Reprendre notre destin énergétique et climatique en main revient donc à relocaliser les risques peu maîtrisables d’un système fondé sur les énergies fossiles vers un système plus contraint mais plus maîtrisable fondé sur les ressources dont nous disposons. Les territoires ont donc un rôle crucial à jouer pour décider de l’allocation de ces ressources et assurer leur pérennité.

Les risques de conflits d’usage sur les ressources locales vont s’accroître entre secteurs, au sein d’un territoire ou entre territoires :
- sur l’électricité : en combinant les effets de l’électrification (mobilité, fret, industrie) et ceux de la réindustrialisation, le cumul des nouveaux besoins en électricité pourraient atteindre jusqu’à 22,3 TWh en Seine Maritime, soit l’équivalent de la production de près de deux nouveaux EPR.
- sur le bois-énergie : la hausse prévue des usages énergétiques du bois (+ 28 % dès 2030 par rapport à 2020) devrait accentuer la concurrence avec son usage industriel, et renforcer la dépendance de certains territoires à une ressource dont ils disposent relativement peu.
- sur la biomasse agricole : produire localement la biomasse agricole nécessaire pour atteindre le plafond réglementaire d’incorporation de carburants conventionnels impliquerait de mobiliser l’équivalent de 7 % supplémentaire de la surface agricole utilisée (SAU) nationale, entrant de facto en concurrence avec la production alimentaire.

Pour réduire ces conflits d’usages,
deux choix sont possibles :
augmenter la disponibilité ou
contenir la hausse de la demande.

Le premier choix repose soit sur l’augmentation de la production, ce qui accroît dangereusement la pression sur les infrastructures notamment sur les réseaux électriques, soit sur l’augmentation des importations, ce qui maintient notre dépendance à des pays étrangers, nous exposant à des risques d’approvisionnement.
Le second choix repose sur l’application de leviers de sobriété et d’efficacité qui apparaissent comme plus maîtrisables et/ou mobilisables à plus court terme.
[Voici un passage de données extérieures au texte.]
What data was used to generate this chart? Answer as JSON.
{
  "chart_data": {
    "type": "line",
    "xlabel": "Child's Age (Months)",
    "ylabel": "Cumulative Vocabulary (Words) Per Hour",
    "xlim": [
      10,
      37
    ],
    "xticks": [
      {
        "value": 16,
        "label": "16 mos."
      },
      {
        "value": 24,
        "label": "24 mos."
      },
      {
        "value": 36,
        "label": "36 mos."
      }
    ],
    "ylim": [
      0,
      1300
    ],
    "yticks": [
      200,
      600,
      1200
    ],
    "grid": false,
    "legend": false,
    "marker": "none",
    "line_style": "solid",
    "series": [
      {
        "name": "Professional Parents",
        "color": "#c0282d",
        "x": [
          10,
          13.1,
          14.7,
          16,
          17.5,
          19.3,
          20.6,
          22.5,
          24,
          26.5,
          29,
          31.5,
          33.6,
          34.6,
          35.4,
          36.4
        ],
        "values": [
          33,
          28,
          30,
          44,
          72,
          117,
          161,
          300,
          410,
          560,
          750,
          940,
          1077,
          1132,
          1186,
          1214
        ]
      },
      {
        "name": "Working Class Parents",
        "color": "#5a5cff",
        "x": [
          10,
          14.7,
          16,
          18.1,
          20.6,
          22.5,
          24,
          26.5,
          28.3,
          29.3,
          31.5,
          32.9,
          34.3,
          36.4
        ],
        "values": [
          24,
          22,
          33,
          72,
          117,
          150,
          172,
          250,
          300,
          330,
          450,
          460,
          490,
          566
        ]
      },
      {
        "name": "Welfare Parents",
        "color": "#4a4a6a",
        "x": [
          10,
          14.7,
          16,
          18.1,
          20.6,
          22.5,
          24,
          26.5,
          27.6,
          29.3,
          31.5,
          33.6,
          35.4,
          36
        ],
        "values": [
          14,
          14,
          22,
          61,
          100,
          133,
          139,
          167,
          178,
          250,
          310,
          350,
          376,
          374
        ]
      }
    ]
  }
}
les deux faces d’une même pièce qui traduit des morphologies économiques, démographiques
ou spatiales différenciées selon les territoires.
Si la dépendance aux énergies fossiles est commune à l’ensemble des territoires, elle se traduit néanmoins par d’importantes disparités en fonction des spécificités locales (topographie, démographie, spécialisation économique, etc). Les territoires n’ont donc pas les mêmes leviers pour se sevrer des fossiles.
Par exemple, pour la mobilité quotidienne, certains territoires pourront plus facilement développer le report modal de la voiture individuelle thermique vers les transports en commun ou les mobilités actives, tandis que d’autres devront maintenir une part plus importante de voiture individuelle et s’appuyer davantage sur leur électrification.
Contenir les conflits d’usage locaux suppose donc l’application des leviers de façon différenciée en fonction des spécificités territoriales. Si l’activation des leviers de décarbonation ou de réduction des conflits d’usage relève de choix maîtrisables, les impacts du changement climatique, eux, ne le sont pas.
Dans un monde désormais en dérive climatique, planifier exige d’intégrer des marges de sécurité et d’adapter en continu nos prévisions, nos infrastructures et nos stratégies d’action.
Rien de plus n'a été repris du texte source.